— Как видите, а вас провел Бем?
— Да! Прелюбезный немец этот Бем. А кто же провел вас?
— Господин де Муи… Я говорил вам, что гугеноты тоже немало значат при дворе… Что ж, повидали вы герцога Гиза?
— Еще нет… А вы получили аудиенцию у короля Наваррского?
— Нет, но должен получить. Меня провели сюда и сказали подождать.
— Вот увидите, это пахнет парадным ужином, и мы окажемся рядом на этом пиршестве. Действительно, какая игра случая! В течение двух часов судьба все время сводит нас… Но что с вами? Вы словно чем-то озабочены?
— Кто, я? — вздрогнув, спросил Ла Моль, все еще завороженный видением, представшим перед ним. — Нет, но самое место, где мы находимся, вызывает во мне целый сонм размышлений.
— Философских, не правда ли? И у меня тоже. Как раз когда вы вошли, мне приходили на ум все наставления моего учителя. Граф, вы знаете Плутарха?
— Ну как же! — улыбаясь, отвечал Ла Моль. — Это один из самых любимых моих авторов.
— Так вот, по-моему, — серьезно продолжал Коконнас, — этот великий человек не преувеличил, когда сравнил наши природные способности с цветами, ослепительно яркими, но преходящими, тогда как в добродетели он видит растение бальзамическое, с невыдыхающимся ароматом и представляющее собой лучшее лекарство для душевных ран.
— Господин Коконнас, разве вы знаете греческий? — спросил Ла Моль, пристально глядя на собеседника.
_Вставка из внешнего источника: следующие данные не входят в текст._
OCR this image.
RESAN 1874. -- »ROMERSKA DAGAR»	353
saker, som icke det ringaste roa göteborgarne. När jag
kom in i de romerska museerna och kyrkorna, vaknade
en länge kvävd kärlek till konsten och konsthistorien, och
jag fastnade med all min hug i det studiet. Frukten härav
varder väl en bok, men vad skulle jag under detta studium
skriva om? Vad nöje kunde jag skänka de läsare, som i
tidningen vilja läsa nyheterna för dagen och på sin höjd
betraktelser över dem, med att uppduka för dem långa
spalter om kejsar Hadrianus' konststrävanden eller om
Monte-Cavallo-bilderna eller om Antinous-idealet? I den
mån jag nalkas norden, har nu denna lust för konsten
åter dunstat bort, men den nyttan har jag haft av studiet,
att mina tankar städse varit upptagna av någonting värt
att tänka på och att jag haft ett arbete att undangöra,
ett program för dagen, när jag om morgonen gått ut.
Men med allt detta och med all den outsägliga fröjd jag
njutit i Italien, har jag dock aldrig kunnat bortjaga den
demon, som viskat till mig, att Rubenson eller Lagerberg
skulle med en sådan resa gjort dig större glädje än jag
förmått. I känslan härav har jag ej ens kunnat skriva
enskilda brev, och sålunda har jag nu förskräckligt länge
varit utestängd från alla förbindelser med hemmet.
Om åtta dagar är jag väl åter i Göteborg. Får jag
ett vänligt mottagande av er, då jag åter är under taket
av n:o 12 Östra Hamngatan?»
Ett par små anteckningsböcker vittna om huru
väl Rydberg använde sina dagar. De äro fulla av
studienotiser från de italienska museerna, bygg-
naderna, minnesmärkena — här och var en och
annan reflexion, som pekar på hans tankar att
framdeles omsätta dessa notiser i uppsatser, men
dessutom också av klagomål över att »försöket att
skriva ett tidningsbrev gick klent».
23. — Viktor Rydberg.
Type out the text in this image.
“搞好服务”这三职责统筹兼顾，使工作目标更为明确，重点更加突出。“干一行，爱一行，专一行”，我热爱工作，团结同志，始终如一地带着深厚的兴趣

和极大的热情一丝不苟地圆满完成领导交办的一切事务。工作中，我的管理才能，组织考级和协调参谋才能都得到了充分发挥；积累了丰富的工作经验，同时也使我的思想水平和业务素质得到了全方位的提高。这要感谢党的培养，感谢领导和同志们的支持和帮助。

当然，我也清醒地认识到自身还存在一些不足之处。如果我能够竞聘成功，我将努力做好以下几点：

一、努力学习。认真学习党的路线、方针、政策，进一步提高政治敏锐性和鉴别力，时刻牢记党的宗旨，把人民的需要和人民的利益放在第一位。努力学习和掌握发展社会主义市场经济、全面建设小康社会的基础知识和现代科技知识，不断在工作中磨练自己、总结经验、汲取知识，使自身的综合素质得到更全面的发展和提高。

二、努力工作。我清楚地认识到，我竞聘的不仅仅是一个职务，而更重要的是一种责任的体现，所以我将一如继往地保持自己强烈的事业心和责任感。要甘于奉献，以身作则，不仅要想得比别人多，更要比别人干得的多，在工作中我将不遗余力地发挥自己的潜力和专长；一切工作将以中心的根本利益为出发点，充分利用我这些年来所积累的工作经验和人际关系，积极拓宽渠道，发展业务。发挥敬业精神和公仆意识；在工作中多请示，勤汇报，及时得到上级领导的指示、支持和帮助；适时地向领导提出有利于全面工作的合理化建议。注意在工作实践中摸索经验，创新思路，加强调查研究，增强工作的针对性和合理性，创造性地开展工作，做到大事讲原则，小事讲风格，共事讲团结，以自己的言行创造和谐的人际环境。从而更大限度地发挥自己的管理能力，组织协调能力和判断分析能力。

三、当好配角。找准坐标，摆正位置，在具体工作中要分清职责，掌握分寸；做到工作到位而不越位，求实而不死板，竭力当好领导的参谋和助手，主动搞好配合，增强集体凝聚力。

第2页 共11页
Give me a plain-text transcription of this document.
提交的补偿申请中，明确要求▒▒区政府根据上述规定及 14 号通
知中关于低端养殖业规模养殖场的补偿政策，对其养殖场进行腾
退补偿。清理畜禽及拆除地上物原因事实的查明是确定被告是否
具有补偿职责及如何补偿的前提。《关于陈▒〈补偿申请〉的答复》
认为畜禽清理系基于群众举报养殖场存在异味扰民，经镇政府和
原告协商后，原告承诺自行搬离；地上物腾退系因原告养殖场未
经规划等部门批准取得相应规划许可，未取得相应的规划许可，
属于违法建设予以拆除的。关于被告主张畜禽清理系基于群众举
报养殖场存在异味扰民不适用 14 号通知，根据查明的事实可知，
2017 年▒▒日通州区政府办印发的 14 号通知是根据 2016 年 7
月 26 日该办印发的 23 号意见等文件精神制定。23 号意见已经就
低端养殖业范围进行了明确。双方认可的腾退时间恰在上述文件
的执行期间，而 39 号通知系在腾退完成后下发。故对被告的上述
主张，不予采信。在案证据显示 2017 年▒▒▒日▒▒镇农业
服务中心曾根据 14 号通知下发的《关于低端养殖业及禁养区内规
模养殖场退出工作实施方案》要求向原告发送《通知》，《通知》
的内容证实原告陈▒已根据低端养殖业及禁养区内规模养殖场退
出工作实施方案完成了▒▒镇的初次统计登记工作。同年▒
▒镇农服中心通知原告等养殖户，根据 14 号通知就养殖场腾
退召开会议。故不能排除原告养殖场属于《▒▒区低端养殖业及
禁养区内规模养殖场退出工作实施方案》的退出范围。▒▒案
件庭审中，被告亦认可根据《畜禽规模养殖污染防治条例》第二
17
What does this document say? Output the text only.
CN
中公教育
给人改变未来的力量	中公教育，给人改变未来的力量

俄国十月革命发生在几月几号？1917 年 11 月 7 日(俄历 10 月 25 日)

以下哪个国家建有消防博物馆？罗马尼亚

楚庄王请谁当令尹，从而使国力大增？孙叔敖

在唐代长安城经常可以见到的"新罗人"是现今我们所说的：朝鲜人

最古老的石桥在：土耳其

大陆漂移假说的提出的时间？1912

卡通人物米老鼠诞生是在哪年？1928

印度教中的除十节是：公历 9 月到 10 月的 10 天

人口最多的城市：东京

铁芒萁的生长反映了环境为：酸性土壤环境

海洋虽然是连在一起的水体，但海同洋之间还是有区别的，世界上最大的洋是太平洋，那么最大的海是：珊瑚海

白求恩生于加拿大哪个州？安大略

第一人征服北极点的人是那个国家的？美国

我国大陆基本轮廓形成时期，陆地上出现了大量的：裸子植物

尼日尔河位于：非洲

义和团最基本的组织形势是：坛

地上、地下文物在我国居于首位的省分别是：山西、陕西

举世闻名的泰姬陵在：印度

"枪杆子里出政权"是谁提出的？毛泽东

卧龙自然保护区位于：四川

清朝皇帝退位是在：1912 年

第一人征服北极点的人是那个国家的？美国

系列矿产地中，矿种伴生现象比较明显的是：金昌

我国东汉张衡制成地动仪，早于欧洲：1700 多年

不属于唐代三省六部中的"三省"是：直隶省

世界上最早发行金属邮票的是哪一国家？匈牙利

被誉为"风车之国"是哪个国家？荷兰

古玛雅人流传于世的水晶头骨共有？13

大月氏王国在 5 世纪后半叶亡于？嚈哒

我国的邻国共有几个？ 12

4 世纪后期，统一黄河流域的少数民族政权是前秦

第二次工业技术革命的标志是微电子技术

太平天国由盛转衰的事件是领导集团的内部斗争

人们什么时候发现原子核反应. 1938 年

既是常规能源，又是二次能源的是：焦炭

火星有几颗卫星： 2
— Нет, но мой учитель знал, он-то мне и советовал побольше рассуждать о добродетели, если я буду при дворе. Это, говорил он, очень похвально. Так что, предупреждаю вас: по этой части я хорошо подкован. Кстати, вы не проголодались?
— Нет.
— А мне казалось, в «Путеводной звезде» вас очень манила курица на вертеле; я лично умираю от истощения.
— Вот вам, господин Коконнас, отличный случай применить к делу ваши доводы в пользу добродетели и доказать ваше преклонение перед Плутархом, ибо этот великий писатель где-то говорит: «Prepon esti tên men psuchên odunê ton de gastéra limô aske ŷn» — «Полезно упражнять душу горем, а желудок — голодом».
— Вот как, значит, вы знаете греческий? — в полном изумлении воскликнул Коконнас.
— Честное слово, да! — ответил Ла Моль. — Меня выучил мой учитель.
— Дьявольщина! Ваше будущее, граф, устроено: вы будете с королем Карлом сочинять стихи, а с королевой Маргаритой говорить по-гречески.
— А еще могу говорить по-гасконски с королем Наваррским, — прибавил, смеясь, Ла Моль.
В эту минуту в конце галереи, примыкавшем к покоям короля, отворилась дверь, раздались шаги, и из темноты стала надвигаться чья-то тень. Тень приняла образ человеческого тела, а тело оказалось принадлежащим командиру стражи Бему.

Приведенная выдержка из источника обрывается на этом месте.